Today students are often required to live on campus and as a result those students attending college who may not have access to a homeowners coverage or families who are unaware of the potential “gotchas” within a homeowners policy are at risk in new ways. In addition, the losses that students experience (a stolen backpack is nearly always a $2,000 loss) or water damage within a residence hall - frequently cause tens of thousands of dollars that would otherwise be difficult, if not impossible, for a student to pay for.
It is useful to remember renters insurance contains both personal property and liability coverage. Unlike some programs that only promote property coverage, GradGuard provides true renters insurance protection that will be good not only on campus but for when students may choose to live off-campus in private housing.

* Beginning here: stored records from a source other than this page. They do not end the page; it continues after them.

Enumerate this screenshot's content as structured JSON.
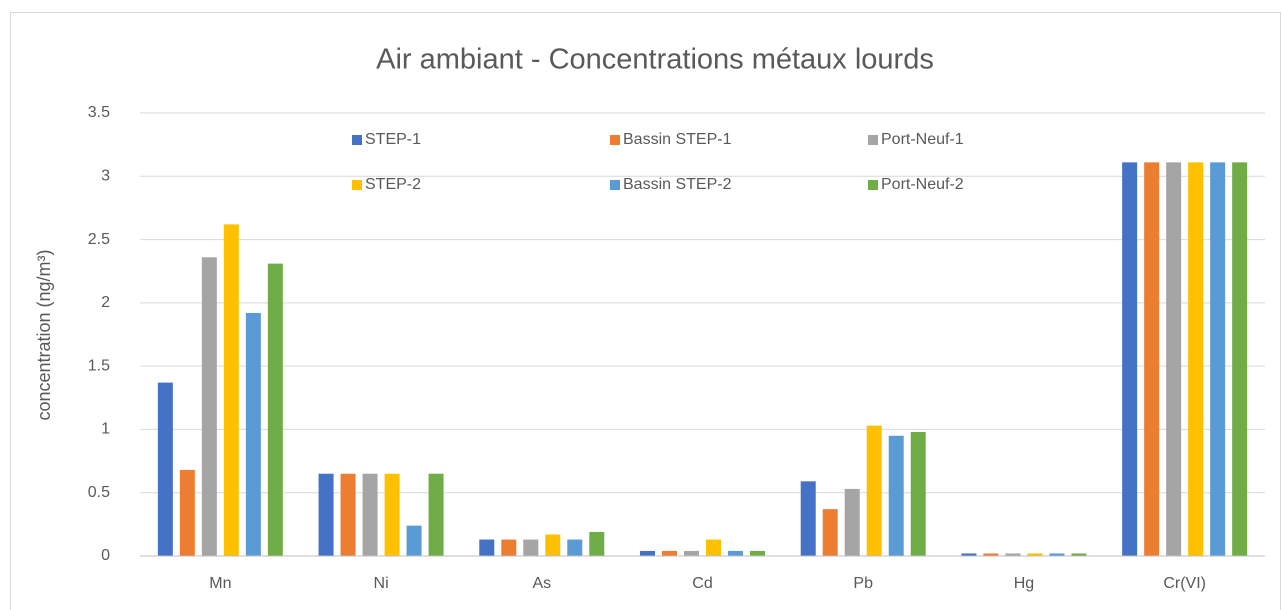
{
  "chart_data": {
    "type": "bar",
    "title": "Air ambiant - Concentrations métaux lourds",
    "y_label": "concentration (ng/m³)",
    "categories": [
      "Mn",
      "Ni",
      "As",
      "Cd",
      "Pb",
      "Hg",
      "Cr(VI)"
    ],
    "series": [
      {
        "name": "STEP-1",
        "color": "#4472c4",
        "values": [
          1.37,
          0.65,
          0.13,
          0.04,
          0.59,
          0.02,
          3.11
        ]
      },
      {
        "name": "Bassin STEP-1",
        "color": "#ed7d31",
        "values": [
          0.68,
          0.65,
          0.13,
          0.04,
          0.37,
          0.02,
          3.11
        ]
      },
      {
        "name": "Port-Neuf-1",
        "color": "#a5a5a5",
        "values": [
          2.36,
          0.65,
          0.13,
          0.04,
          0.53,
          0.02,
          3.11
        ]
      },
      {
        "name": "STEP-2",
        "color": "#ffc000",
        "values": [
          2.62,
          0.65,
          0.17,
          0.13,
          1.03,
          0.02,
          3.11
        ]
      },
      {
        "name": "Bassin STEP-2",
        "color": "#5b9bd5",
        "values": [
          1.92,
          0.24,
          0.13,
          0.04,
          0.95,
          0.02,
          3.11
        ]
      },
      {
        "name": "Port-Neuf-2",
        "color": "#70ad47",
        "values": [
          2.31,
          0.65,
          0.19,
          0.04,
          0.98,
          0.02,
          3.11
        ]
      }
    ],
    "ylim": [
      0,
      3.5
    ],
    "yticks": [
      0,
      0.5,
      1,
      1.5,
      2,
      2.5,
      3,
      3.5
    ],
    "grid": true,
    "legend": "top"
  }
}
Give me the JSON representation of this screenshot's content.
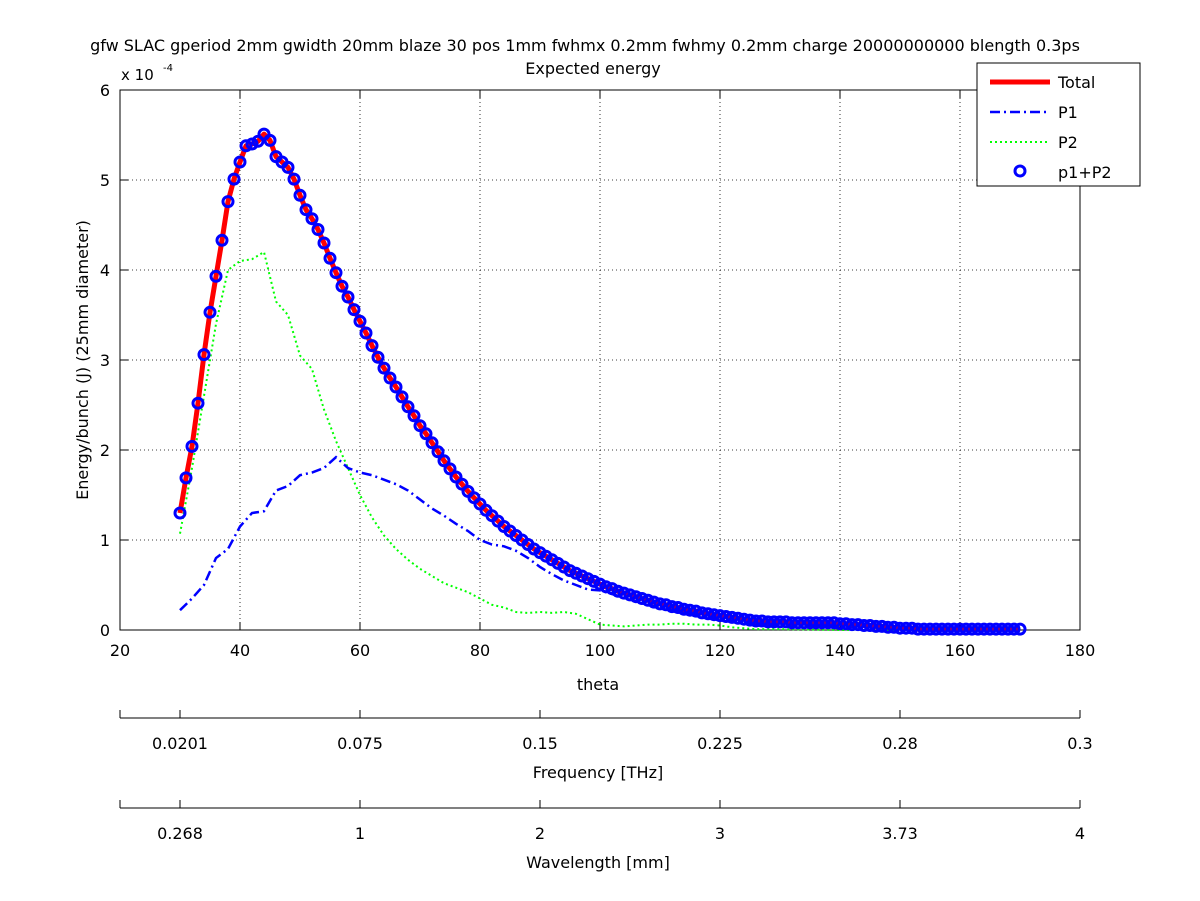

It is a mistake for schools to suggest that students may not need renters insurance. Thirty years ago a parents homeowner’s coverage may have been adequate, but today it is much more common for families to have “gaps” in coverage. Gaps include the first $1,000 deductible cost (a common amount), gaps related to off-campus housing which is nearly never covered and gaps that may occur for students who go to part-time status. Each of these are common problems and short-comings of schools suggesting that homeowners is a sufficient remedy to protect students and families from financial losses.
Lastly - there is another problem that occurs when parents make a claim on their home policies. Such claims nearly always increases premium costs for the insured and frequently they will pay higher rates for an extended period. It may be for these reasons why 31 state insurance commissioners now recommend college students have renters insurance.
Growing Student Populations with a Real Need for Protection: In addition to limitations of homeowners policies, the other trend to be aware of is the growing population that doesn’t have access to homeowners insurance. The growth of international students living on campus as well as families who choose not to own homes. At some schools, such as UCLA or Arizona State University there are thousands of students living on its campus from other countries. These students and the more than 800,000 international students who enroll in U.S. colleges and universities will benefit from greater protection.
If this blog post sounds too commercial, you may better understand why we offer our perspective here within our blog. We welcome your comments and insights.